Seventy two years ago a war began that has left Korea separated ever since.
Along with the occupants of the East Asian peninsula, many Australian lives were changed forever by that war. To mark the anniversary of its ceasefire in 1953 and to honour those who served, a commemorative service was held by the memorial fountain at Club Taree on the morning of Wednesday, July 27.
Officiated by Club Taree CEO Paul Allan, the service included addresses from RSL sub-branch members Charlie Fisher, Darcy Elbourne and chaplain Reverend Bill Green.
Also present for the service, after driving up from Sydney that morning, was Cheil Church Reverend Matt Kang, who spoke of South Korea's gratitude to Australia for its support during the war, contributing directly, he said, to the peace and prosperity the country now enjoys.
As with anything meaningful, this didn't come about without a cost.
It's not the Forgotten War as far as we're concerned. We want to remember all those who served and this is why we're so keen to make sure it happens. We don't forget- Darcy Elbourne
By the time the Korean war was over, 340 Australians had been killed with 1200 wounded. Another 30 were taken as prisoners of war while 43 remain missing in a conflict that for one reason or another, passed by the collective consciousness of the Australian public.
Perhaps it was the brutalising effect of two world wars in the space of a generation still being felt, or that the conflict ended in a stalemate with no victorious celebration to mark its place in history.
It was this comparison to the recently ended World War II that often saw the effort in Korea derided due to the scale of the conflict, according to Taree RSL Sub-branch vice president, Darcy Elbourne.
"In the scheme of things it was seen as a little skirmish on the side. It wasn't of the scale as World War II. So a lot of the old veterans said it really wasn't a war," Darcy said.

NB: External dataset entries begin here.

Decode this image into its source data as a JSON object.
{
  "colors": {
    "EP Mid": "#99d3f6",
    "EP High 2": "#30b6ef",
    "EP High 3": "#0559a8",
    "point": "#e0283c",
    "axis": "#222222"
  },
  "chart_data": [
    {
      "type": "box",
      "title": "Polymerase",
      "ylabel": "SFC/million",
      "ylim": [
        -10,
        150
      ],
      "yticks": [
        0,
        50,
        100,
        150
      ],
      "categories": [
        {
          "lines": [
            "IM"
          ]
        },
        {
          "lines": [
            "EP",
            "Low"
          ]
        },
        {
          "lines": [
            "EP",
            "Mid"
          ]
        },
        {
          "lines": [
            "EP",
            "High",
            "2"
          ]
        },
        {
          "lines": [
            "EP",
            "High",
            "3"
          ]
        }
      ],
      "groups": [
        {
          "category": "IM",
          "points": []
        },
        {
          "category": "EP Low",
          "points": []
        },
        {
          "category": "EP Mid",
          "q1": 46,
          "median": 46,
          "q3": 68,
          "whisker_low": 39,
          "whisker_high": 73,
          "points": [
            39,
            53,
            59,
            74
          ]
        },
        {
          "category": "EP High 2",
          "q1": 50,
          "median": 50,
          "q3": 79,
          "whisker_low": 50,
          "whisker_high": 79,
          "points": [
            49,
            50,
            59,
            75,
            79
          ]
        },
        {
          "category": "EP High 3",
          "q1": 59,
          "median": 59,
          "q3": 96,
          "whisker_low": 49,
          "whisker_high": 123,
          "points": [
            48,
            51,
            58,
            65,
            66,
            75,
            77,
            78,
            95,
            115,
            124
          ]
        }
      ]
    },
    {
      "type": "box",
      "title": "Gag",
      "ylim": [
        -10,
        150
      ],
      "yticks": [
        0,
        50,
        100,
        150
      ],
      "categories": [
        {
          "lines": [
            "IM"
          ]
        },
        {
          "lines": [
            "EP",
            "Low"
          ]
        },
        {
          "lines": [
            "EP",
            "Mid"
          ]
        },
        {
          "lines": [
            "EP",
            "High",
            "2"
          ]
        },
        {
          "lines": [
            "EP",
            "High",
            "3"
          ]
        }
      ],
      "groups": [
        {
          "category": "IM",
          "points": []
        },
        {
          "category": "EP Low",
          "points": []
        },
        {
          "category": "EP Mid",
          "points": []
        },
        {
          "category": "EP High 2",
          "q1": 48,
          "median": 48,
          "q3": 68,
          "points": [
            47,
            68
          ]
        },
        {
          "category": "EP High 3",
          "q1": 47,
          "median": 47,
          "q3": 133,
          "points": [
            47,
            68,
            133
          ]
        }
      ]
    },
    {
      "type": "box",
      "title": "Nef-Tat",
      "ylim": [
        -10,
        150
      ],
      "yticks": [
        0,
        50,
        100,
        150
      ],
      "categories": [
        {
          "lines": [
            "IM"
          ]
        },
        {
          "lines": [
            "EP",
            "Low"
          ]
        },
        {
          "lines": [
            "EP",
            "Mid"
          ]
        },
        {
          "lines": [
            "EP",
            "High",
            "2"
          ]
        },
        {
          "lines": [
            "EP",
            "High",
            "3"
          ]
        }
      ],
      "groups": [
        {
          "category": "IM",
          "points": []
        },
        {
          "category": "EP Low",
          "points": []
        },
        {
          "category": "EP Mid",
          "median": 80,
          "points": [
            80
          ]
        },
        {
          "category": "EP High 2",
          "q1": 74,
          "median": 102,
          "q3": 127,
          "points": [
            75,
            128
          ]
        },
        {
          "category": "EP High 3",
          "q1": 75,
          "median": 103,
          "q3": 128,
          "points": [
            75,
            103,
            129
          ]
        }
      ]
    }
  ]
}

Beginning on June 25, 1950, with North Korean troops crossing the 38th parallel into South Korea, the war would last three years with the loss of approximately three million lives before the signing of an armistice on July 27, 1953.
With the north backed by China and the Soviet Union, they were able to bring the latest of Eastern Bloc weaponry to the conflict. Something Taree RSL Sub-branch treasurer, Ted Hill, observed at close quarters while onboard Qantas flights ferrying wounded back to Australia.
China was in the war then and the MiGs (soviet fighter jets) used to fly alongside us. They were so close you could see the pilot's goggles. Pretty exciting days- Ted Hill
"China was in the war then and the MiGs (soviet fighter jets) used to fly alongside us. They were so close you could see the pilot's goggles. They'd be pointing us away from Chinese airspace," Ted said.
"If the captain didn't move, they'd go ahead and fire a burst of tracer (bullets) across the nose of the aircraft. Of course, as soon as that happened, we'd turn left in a hurry. Pretty exciting days."
When prime minister Robert Menzies committed the 3rd Royal Australian Regiment (3RAR) to operations in Korea in 1950, one of those on the ground was Lance Corporal Leo Holden. Born in 1928 and the second of four children, Leo attended Taree High School until the age of fifteen when he left to start work. After trying unsuccessfully to enlist in the army at 16, he was finally accepted in 1947 after turning 18.
In September 1952 during a fierce battle, Leo was wounded when a grenade exploded causing injuries to both his legs. When his patrol suffered a further three casualties, Leo refused to be evacuated, remaining instead with the covering party and engaging the enemy until ordered by the patrol commander to be assisted once the withdrawal was almost completed.
He was subsequently evacuated to Japan before returning to Australia where he was discharged, and made his way home to Taree. Leo died in 2003, aged seventy four.
Sadly, today there are no surviving veterans of the Korean war within the Taree RSL Sub-branch.
Though some were met by a disinterested public on their return, history shows that those who served in Korea acquitted themselves with bravery and fortitude, often in the face of overwhelming odds. They are part of this nation's military history and deserve to be remembered, just as those who saw action in Tobruk, Pozières, and Gallipoli.
"It's not the Forgotten War as far as we're concerned. We want to remember all those who served and this is why we're so keen to make sure it happens. We don't forget," Darcy said.